Bien qu'elle avait annoncé prendre une législation contraignante en la matière, la Commission européenne a récemment adopté une recommandation par laquelle elle invite les Etats membres à garantir que les consommateurs puissent avoir accès à un compte de paiement de base à un coût raisonnable, quels que soient leur pays de résidence dans l'UE ou leur situation financière.

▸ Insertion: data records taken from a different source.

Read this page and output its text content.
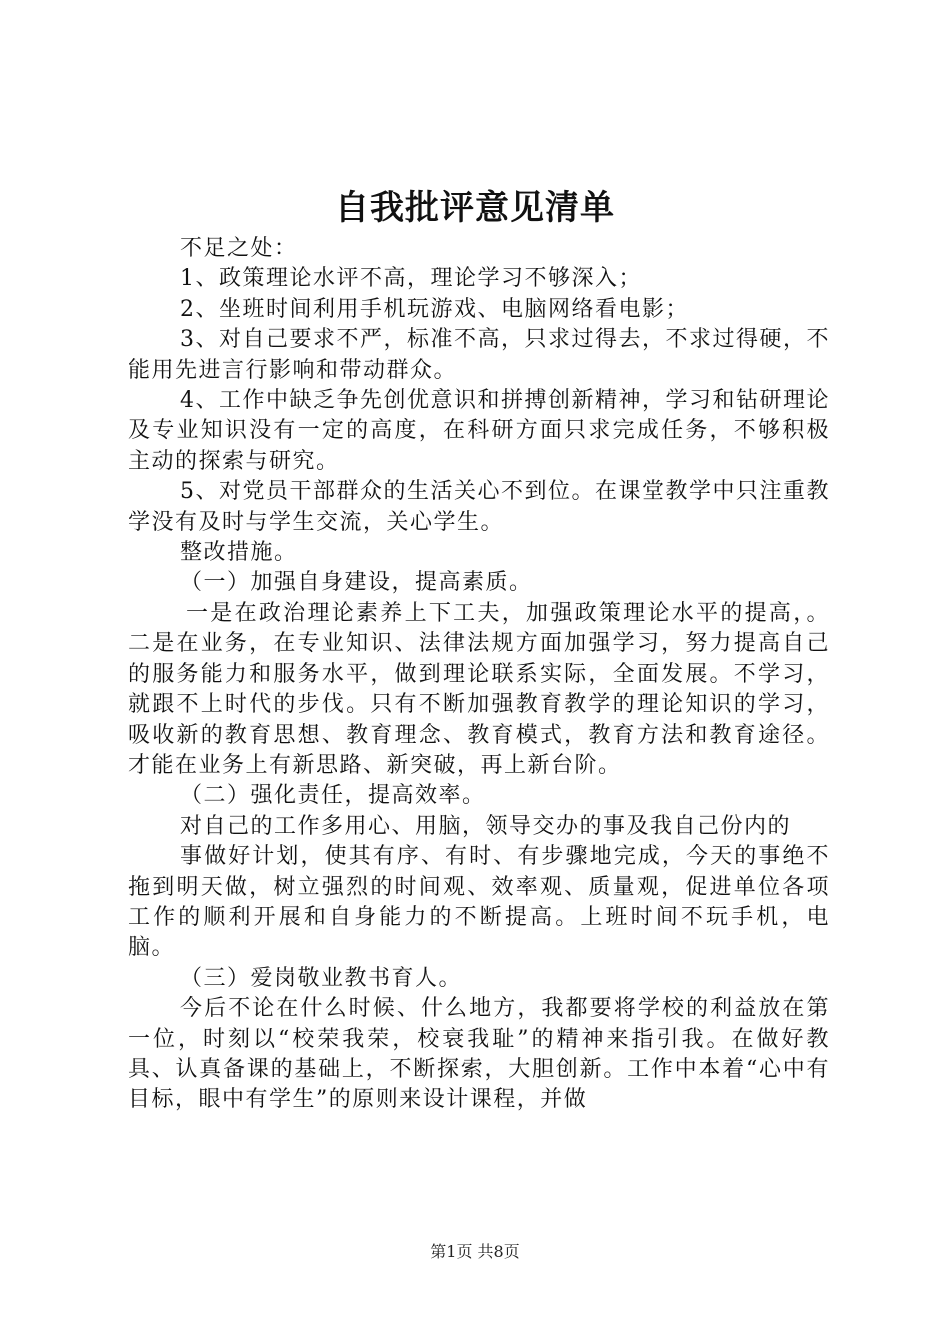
自我批评意见清单

不足之处：

1、政策理论水评不高，理论学习不够深入；

2、坐班时间利用手机玩游戏、电脑网络看电影；

3、对自己要求不严，标准不高，只求过得去，不求过得硬，不能用先进言行影响和带动群众。

4、工作中缺乏争先创优意识和拼搏创新精神，学习和钻研理论及专业知识没有一定的高度，在科研方面只求完成任务，不够积极主动的探索与研究。

5、对党员干部群众的生活关心不到位。在课堂教学中只注重教学没有及时与学生交流，关心学生。

整改措施。

（一）加强自身建设，提高素质。

一是在政治理论素养上下工夫，加强政策理论水平的提高，。二是在业务，在专业知识、法律法规方面加强学习，努力提高自己的服务能力和服务水平，做到理论联系实际，全面发展。不学习，就跟不上时代的步伐。只有不断加强教育教学的理论知识的学习，吸收新的教育思想、教育理念、教育模式，教育方法和教育途径。才能在业务上有新思路、新突破，再上新台阶。

（二）强化责任，提高效率。

对自己的工作多用心、用脑，领导交办的事及我自己份内的

事做好计划，使其有序、有时、有步骤地完成，今天的事绝不拖到明天做，树立强烈的时间观、效率观、质量观，促进单位各项工作的顺利开展和自身能力的不断提高。上班时间不玩手机，电脑。

（三）爱岗敬业教书育人。

今后不论在什么时候、什么地方，我都要将学校的利益放在第一位，时刻以“校荣我荣，校衰我耻”的精神来指引我。在做好教具、认真备课的基础上，不断探索，大胆创新。工作中本着“心中有目标，眼中有学生”的原则来设计课程，并做

第1页 共8页
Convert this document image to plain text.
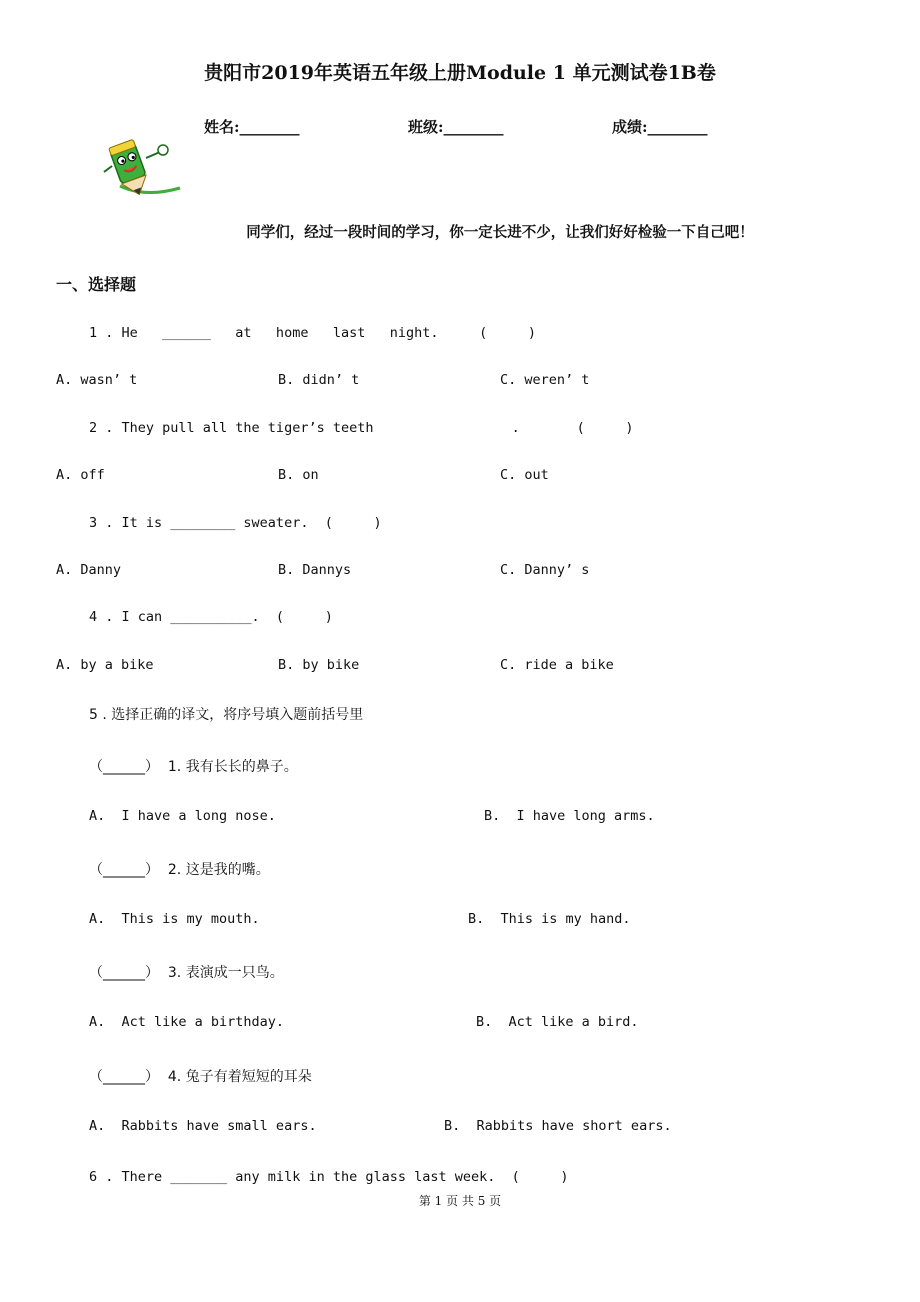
贵阳市2019年英语五年级上册Module 1 单元测试卷1B卷
姓名:________	班级:________	成绩:________
同学们，经过一段时间的学习，你一定长进不少，让我们好好检验一下自己吧！
一、选择题
1 . He   ______   at   home   last   night.     (     )
A. wasn’ t	B. didn’ t	C. weren’ t
2 . They pull all the tiger’s teeth                 .       (     )
A. off	B. on	C. out
3 . It is ________ sweater.  (     )
A. Danny	B. Dannys	C. Danny’ s
4 . I can __________.  (     )
A. by a bike	B. by bike	C. ride a bike
5 . 选择正确的译文，将序号填入题前括号里
（______）  1. 我有长长的鼻子。
A.  I have a long nose.	B.  I have long arms.
（______）  2. 这是我的嘴。
A.  This is my mouth.	B.  This is my hand.
（______）  3. 表演成一只鸟。
A.  Act like a birthday.	B.  Act like a bird.
（______）  4. 兔子有着短短的耳朵
A.  Rabbits have small ears.	B.  Rabbits have short ears.
6 . There _______ any milk in the glass last week.  (     )
第 1 页 共 5 页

Ce sujet revêt en effet une importance capitale à l'heure où des études citées par la Commission tendent à chiffrer à 7% des consommateurs européens le nombre de personnes ne disposant pas de compte en banque. Cela signifie environ 30 millions de personnes, dont 6 ou 7 millions se trouvent dans cette situation suite au refus de l'institution bancaire de leur y donner accès.
Selon le Bureau européen des unions de consommateurs (BEUC), l'Europe avance au ralenti en la matière, malgré les constats selon lesquels l'autorégulation et les mesures fondées sur l'action volontaire du secteur bancaire ne sont pas satisfaisantes.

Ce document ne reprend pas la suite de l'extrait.